SCHOPENHAUER E LEOPARDI A Leopardi oggi viene riconosciuto un certo valore anche alla sua attività filosofica che è esposta nello Zibaldone, nelle
Operette Morali e nei Pensieri. Egli muove da una concezione materialistica e meccanicistica della realtà, secondo la quale la natura è matrigna e
indifferente nei confronti dell’uomo. L’universo non ha alcuna finalità e l’uomo è ai confini di questo e ha la stessa importanza degli altri esseri viventi. La
vita umana è pervasa dal dolore e dalla noia e ha come unico obiettivo la morte. Il pessimismo leopardiano è ancora più radicato di quello di Schopenhauer
perché non ha alcuna possibilità di liberazione dalla volontà. Il piacere è negativo, inteso come venir meno al dolore, per cui il dolore è l’unica condizione
esistenziale. Per Leopardi solo la speranza e l’attesa sono gli unici stati d’animo positivi. La poesia svolge solo una funzione consolatoria, perché fa apparire
la vita come accettabile e dà energia per affrontarla.

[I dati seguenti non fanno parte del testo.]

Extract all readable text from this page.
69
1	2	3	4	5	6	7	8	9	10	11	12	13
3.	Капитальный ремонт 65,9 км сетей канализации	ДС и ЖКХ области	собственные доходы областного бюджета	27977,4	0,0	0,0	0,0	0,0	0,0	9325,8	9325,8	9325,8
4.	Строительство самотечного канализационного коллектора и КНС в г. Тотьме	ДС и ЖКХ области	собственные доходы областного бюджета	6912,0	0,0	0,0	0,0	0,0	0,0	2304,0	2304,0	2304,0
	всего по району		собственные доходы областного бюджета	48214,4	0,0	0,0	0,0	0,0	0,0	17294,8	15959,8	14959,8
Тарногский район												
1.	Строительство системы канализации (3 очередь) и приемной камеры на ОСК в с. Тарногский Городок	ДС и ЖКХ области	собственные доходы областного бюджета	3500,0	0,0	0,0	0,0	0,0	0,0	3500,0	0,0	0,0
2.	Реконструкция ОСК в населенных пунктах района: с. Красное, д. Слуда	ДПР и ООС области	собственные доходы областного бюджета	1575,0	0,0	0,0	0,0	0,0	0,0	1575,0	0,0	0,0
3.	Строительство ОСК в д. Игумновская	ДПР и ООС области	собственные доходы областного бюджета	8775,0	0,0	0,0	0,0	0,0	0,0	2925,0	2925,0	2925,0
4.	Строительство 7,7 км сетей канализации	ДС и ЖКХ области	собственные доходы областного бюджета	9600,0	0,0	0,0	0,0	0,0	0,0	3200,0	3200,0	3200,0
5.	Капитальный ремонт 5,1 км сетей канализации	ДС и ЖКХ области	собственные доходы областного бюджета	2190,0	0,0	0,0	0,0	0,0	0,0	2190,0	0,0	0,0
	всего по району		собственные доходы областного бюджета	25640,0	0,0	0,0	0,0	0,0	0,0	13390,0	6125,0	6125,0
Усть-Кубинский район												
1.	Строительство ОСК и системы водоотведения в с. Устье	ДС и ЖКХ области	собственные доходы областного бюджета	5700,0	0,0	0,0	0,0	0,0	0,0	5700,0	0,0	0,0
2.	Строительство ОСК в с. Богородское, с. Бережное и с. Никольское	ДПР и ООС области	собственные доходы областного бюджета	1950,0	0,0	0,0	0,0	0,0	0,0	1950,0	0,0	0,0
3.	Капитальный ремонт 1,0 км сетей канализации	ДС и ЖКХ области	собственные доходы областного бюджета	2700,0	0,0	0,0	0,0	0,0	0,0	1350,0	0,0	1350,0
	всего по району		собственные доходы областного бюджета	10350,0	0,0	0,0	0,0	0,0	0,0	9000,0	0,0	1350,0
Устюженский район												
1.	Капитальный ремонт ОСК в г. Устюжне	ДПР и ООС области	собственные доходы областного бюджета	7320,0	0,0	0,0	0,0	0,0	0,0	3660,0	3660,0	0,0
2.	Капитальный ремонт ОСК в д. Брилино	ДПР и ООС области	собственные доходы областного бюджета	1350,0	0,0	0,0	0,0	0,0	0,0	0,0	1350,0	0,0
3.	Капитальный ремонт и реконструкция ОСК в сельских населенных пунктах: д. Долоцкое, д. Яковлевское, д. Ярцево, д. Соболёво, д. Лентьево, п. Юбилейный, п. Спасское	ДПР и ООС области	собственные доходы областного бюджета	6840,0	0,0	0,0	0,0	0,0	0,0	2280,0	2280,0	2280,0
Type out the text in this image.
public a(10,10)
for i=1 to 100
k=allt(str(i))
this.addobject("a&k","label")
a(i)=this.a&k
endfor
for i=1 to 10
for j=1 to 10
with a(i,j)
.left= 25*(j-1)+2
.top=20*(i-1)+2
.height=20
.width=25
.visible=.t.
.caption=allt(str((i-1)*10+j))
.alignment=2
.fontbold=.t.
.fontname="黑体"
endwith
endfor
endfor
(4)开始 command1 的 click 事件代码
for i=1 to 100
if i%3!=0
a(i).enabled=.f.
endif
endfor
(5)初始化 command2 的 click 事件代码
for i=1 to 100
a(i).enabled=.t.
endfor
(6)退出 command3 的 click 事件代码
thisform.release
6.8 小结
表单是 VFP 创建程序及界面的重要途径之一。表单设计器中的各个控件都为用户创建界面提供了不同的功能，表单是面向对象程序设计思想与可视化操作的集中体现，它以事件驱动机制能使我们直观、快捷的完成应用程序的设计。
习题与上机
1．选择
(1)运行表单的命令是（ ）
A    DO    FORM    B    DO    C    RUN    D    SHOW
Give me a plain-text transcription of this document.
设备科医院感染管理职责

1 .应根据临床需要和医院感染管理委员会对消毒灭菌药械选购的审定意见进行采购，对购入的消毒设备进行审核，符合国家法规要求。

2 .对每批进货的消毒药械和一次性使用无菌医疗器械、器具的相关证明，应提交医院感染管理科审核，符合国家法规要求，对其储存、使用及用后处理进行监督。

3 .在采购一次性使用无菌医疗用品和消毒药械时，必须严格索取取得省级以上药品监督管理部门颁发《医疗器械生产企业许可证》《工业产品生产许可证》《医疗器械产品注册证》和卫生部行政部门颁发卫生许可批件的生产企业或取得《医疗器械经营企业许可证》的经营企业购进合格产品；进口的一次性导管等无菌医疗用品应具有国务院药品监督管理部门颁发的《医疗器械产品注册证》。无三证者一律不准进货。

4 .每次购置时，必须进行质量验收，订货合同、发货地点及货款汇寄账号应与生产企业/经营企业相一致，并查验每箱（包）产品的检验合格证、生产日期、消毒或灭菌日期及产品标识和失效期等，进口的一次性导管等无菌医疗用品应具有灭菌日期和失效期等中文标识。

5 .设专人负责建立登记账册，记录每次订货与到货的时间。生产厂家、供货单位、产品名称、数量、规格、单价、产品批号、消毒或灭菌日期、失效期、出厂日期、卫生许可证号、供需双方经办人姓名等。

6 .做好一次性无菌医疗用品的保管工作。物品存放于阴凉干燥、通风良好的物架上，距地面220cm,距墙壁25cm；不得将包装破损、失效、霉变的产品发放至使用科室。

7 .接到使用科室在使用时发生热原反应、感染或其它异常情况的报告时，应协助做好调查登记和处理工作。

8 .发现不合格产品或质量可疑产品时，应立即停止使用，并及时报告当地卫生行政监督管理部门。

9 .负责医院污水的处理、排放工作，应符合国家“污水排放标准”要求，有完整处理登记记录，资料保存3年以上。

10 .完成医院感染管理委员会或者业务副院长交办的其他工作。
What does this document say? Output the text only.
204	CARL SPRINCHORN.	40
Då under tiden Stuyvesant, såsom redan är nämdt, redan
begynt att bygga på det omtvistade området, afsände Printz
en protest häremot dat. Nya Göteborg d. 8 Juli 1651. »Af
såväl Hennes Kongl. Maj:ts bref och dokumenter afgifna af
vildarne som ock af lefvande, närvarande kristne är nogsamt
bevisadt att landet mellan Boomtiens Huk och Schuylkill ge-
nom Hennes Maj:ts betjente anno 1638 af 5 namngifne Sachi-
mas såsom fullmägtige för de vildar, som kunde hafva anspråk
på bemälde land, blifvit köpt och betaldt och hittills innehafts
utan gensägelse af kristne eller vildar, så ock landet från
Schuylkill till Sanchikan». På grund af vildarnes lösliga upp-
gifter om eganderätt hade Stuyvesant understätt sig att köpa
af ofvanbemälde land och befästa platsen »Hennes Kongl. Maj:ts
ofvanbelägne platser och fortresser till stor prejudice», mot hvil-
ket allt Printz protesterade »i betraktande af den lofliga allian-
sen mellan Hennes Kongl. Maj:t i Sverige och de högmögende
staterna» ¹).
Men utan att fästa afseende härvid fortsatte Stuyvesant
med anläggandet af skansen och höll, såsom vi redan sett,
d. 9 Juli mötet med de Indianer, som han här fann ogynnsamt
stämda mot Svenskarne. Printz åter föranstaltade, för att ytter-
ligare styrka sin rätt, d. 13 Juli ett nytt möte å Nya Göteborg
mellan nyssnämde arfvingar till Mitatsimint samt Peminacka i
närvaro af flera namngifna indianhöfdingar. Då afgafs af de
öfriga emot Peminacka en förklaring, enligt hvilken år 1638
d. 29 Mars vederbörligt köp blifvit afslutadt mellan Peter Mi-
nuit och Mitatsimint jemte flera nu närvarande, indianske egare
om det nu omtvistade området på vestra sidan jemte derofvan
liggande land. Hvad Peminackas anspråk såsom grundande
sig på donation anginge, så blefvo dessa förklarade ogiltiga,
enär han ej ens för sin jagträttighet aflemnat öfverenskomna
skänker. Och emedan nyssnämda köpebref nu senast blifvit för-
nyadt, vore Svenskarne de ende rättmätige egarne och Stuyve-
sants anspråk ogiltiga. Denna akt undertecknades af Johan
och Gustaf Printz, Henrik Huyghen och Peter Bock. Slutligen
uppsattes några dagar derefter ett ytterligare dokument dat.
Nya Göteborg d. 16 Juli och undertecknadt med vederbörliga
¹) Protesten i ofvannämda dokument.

SCHOPENHAUER: LA MORTE COME ORIZZONTE DELLA VITA L'esistenza umana è segnata da un desiderare senza fine. I desideri però non sono precisi ma
possiamo parlare di un volere senza scopo. Il desiderio è mancanza e quindi genera dolore ma l'assenza di desiderio genera la noia. La contraddizione di
fondo è la morte, che l'uomo cerca di evitare. Ciò che dà senso all'esistenza sono il dolore e il pericolo. Per combattere la noia e il dolore, da sempre lo
Stato ha dovuto assicurare il pane e il divertimento, evitando la morte fisica e quella spirituale. La contemplazione ci fa guardare la vita dall’esterno. Ci
sono però degli aspetti negativi: i più sensibili si sentiranno diversi dalla maggioranza degli altri uomini. SCHOPENHAUER: L’ESISTENZA COME INFELICITA’ Il
desiderio deriva dalla mancanza, quindi nel momento in cui desideriamo proviamo sofferenza. L’appagamento di un desiderio ne lascia altri insoddisfatti.
Nessun desiderio soddisfatto produce appagamento perché, se il desiderio deriva dalla volontà, significa che è parte di noi stessi. L’unica via per liberarsi
dal desiderio è liberarsi dalla volontà stessa.

LEOPARDI: LA SOFFERENZA UNIVERSALE Sia per Schopenhauer che per Leopardi la sofferenza è universale, riguarda ogni essere vivente. Il dolore è legato
direttamente alla natura, matrigna per Leopardi, irrazionale e senza nessuna finalità per Schopenhauer, indifferente comunque verso la sofferenza dei
singoli individui. Come scrive il poeta di Recanati, anche in luogo apparentemente bello e gradevole come un giardino fiorito, possiamo scorgere sofferenza
e dolore. NICHILISMO Il nichilismo di Schopenhauer è passivo. È consapevole del fatto che la volontà non ha uno scopo effettivo e l’uomo non deve
combattere per sfuggire alla volontà. Il nichilismo è passivo perché l’uomo non si crea nuovi valori tramite la volontà di potenza che rivedremo in
Nietzsche. Con la non volontà si diventa insensibili a qualsiasi cosa e si accetta il nichilismo passivo senza soffrire l’infelicità figlia dei desideri.